第二十話 大事なもの



 四人でダンジョンに行った次の日、学校にて。

 俺たちは机をくっつけて昼ご飯を食べていた。


 ……まさか、俺が席を貸してもらう側になるとは。

 一度、トイレに行ってる間に隣の人に奪われていたなんてことがあってからは、ずっと部活棟の空き教室で食べてたからなあ(無断使用)。


「それじゃあ、蓮花は自分で作ってるんだ~」


「う、うん。でも冷凍食品とか昨日の残りを詰めただけだよ……?」


 弁当箱に入っているのは冷凍の唐揚げや昨日の夕食の野菜炒めなど。

 共働きで忙しい両親に代わり、伊奈川家の家事は俺と春花の二人が担当している。

 ただ弁当については父さんたちは社食、妹は給食と一人分しか用意する必要がないこともあって、色々と手を抜いているのが日常だった。


「それでも十分っしょ。

 こっちの二人なんか一切自分でやらないからねえ」


「う。
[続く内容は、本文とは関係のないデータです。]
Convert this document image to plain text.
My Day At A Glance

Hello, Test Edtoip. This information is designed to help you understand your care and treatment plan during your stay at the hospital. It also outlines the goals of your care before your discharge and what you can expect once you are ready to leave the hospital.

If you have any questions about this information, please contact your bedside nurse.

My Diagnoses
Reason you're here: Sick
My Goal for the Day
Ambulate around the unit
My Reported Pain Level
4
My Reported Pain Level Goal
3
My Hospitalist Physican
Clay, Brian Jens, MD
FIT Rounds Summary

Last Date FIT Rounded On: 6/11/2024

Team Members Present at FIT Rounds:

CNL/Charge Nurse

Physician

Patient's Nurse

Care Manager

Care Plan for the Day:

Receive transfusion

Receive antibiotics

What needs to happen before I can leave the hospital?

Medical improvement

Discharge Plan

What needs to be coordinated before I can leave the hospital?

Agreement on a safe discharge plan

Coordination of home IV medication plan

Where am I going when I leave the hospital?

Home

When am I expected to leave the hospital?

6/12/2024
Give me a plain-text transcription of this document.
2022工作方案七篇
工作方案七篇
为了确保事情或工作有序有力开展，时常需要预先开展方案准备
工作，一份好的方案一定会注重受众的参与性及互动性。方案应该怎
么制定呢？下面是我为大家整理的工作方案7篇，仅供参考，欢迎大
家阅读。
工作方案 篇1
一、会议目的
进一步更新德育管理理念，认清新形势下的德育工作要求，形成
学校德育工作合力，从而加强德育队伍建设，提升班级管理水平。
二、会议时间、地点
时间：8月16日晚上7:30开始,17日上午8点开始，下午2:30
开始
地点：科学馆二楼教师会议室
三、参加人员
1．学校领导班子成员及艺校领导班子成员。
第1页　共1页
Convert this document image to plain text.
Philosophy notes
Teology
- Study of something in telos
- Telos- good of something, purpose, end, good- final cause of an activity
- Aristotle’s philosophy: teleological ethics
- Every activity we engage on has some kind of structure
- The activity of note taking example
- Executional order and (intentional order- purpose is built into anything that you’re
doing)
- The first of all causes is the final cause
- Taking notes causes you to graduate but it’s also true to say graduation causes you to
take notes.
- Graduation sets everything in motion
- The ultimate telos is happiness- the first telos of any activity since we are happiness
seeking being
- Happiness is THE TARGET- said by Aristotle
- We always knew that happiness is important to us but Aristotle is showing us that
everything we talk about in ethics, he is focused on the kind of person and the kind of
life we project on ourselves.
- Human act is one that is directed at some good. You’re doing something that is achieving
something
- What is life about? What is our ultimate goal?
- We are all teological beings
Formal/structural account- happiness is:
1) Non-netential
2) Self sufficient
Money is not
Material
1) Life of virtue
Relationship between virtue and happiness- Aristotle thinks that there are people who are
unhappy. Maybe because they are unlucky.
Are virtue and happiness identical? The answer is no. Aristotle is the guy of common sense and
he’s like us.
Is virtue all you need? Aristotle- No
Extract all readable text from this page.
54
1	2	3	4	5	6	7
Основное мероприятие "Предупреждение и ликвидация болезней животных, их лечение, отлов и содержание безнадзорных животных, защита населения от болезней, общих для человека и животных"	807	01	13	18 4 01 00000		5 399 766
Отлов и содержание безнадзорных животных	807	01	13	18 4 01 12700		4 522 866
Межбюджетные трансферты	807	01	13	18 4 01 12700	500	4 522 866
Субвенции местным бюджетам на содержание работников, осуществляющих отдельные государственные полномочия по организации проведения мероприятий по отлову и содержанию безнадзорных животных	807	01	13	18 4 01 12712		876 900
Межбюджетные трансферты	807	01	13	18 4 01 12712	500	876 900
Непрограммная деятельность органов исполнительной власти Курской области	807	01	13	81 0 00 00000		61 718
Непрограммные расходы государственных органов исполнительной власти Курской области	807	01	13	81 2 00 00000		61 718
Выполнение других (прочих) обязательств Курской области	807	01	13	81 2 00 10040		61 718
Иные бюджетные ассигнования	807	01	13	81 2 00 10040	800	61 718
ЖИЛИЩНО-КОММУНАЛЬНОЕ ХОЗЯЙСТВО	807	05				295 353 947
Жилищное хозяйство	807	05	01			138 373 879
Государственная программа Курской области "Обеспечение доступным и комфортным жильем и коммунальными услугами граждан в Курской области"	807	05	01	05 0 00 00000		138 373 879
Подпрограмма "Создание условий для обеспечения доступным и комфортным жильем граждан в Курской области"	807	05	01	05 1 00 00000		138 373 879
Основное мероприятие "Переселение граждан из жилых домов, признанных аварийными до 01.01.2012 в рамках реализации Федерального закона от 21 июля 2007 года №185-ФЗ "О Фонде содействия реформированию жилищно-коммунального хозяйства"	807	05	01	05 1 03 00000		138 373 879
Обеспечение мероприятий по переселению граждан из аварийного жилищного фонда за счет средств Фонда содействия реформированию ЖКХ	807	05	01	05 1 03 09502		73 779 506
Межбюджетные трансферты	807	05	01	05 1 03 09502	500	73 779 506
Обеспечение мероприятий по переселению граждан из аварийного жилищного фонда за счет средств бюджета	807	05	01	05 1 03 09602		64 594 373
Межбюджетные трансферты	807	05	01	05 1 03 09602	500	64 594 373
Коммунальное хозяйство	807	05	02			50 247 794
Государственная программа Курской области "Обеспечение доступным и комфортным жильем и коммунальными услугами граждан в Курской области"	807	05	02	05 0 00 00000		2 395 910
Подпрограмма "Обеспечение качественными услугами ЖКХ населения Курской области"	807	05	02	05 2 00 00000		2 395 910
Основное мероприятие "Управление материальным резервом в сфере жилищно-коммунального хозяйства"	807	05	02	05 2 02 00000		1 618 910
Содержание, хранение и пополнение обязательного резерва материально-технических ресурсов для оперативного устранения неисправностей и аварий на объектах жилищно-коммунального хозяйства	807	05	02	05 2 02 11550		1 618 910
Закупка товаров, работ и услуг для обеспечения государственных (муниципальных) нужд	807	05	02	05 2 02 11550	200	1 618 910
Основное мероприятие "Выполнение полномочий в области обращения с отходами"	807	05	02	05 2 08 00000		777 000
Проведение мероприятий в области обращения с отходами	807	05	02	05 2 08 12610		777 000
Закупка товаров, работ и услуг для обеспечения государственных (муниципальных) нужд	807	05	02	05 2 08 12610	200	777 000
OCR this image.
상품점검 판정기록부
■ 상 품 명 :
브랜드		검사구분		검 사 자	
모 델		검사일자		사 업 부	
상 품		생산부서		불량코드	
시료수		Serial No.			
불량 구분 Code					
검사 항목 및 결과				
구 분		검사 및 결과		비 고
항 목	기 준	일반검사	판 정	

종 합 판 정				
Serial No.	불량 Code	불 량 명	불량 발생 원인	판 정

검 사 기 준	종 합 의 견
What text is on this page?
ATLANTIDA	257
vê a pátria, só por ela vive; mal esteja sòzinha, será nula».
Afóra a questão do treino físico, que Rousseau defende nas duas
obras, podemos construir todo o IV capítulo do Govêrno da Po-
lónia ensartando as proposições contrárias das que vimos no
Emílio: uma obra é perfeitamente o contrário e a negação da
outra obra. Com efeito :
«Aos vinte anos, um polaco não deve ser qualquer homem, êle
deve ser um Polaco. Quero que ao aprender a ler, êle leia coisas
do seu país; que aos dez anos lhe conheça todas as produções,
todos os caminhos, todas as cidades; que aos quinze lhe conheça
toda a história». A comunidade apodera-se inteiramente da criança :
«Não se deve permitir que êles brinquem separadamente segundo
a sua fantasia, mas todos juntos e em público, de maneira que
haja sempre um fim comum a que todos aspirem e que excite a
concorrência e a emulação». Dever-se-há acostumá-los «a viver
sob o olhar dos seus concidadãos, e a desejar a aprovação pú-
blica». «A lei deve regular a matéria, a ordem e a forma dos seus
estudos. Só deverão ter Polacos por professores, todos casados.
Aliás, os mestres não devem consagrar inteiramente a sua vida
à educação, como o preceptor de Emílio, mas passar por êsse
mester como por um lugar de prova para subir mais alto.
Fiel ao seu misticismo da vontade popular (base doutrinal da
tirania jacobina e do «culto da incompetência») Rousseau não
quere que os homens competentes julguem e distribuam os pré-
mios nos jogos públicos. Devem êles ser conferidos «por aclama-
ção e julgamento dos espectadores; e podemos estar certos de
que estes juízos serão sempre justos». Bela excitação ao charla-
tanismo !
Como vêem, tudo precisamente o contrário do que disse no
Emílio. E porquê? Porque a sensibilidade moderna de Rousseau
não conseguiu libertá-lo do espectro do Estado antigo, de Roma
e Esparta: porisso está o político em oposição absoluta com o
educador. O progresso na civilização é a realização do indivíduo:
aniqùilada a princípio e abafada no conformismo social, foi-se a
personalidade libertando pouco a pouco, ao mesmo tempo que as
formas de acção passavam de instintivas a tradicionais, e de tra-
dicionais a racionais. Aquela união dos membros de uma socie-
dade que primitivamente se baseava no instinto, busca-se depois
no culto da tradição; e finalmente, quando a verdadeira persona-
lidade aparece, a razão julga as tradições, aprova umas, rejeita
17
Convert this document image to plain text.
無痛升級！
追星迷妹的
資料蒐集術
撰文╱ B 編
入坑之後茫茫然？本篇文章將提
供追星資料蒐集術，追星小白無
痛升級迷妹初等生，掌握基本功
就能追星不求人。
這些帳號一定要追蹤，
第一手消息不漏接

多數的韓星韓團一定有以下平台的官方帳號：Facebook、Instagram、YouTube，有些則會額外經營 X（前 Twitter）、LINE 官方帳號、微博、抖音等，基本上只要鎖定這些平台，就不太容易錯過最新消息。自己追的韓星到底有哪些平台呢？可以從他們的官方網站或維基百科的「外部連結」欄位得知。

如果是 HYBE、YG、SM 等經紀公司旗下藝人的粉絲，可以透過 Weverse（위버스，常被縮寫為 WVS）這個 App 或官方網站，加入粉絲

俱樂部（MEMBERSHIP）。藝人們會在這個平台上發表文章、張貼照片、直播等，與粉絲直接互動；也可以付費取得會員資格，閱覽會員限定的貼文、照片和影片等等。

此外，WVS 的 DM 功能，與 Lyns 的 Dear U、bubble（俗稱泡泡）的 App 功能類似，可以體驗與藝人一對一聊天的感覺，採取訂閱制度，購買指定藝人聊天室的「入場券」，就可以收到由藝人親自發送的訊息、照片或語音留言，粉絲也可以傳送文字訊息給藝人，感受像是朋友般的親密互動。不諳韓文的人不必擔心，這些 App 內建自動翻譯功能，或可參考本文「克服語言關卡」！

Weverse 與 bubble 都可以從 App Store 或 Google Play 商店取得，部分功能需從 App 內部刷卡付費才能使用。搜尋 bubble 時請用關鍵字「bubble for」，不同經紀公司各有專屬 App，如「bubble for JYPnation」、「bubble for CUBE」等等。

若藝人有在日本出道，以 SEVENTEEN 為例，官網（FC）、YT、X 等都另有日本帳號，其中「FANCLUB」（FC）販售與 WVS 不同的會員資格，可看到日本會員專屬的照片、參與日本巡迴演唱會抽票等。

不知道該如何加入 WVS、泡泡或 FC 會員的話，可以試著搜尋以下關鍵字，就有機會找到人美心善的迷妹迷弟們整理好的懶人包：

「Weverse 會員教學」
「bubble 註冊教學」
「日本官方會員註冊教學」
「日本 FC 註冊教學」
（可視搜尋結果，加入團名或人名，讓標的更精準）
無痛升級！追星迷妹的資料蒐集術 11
耳が痛い」


「私にはなみがいるから大丈夫よ」


 なみの言葉に、肩をすぼめる莉々と堂々と開き直る千沙。

 莉々は確か専業主婦の母親が作ってくれていて、千沙の方は、えっとーー


「なみが作ってるんだっけ? 千沙の弁当」


「そうそう。

 昔からなーんにもできねーから、あーしが仕方なくやってるんよ」


「ええ、いつも助かってるわ。なみ」


「お、おうわかってんなら……って流石に騙されねーよ?

 真面目に感謝してないっしょ。同級生に色々世話されてるの、ちゃんと恥ずかしがろうな?」


 正面に座るなみが、わずかに頬を赤くして彼女の隣の千沙に説教を始める。

 何だかそれは言い合いというよりは、ただのイチャコラってな感じでーーあれ、この卵焼き、砂糖入れすぎたかなあ。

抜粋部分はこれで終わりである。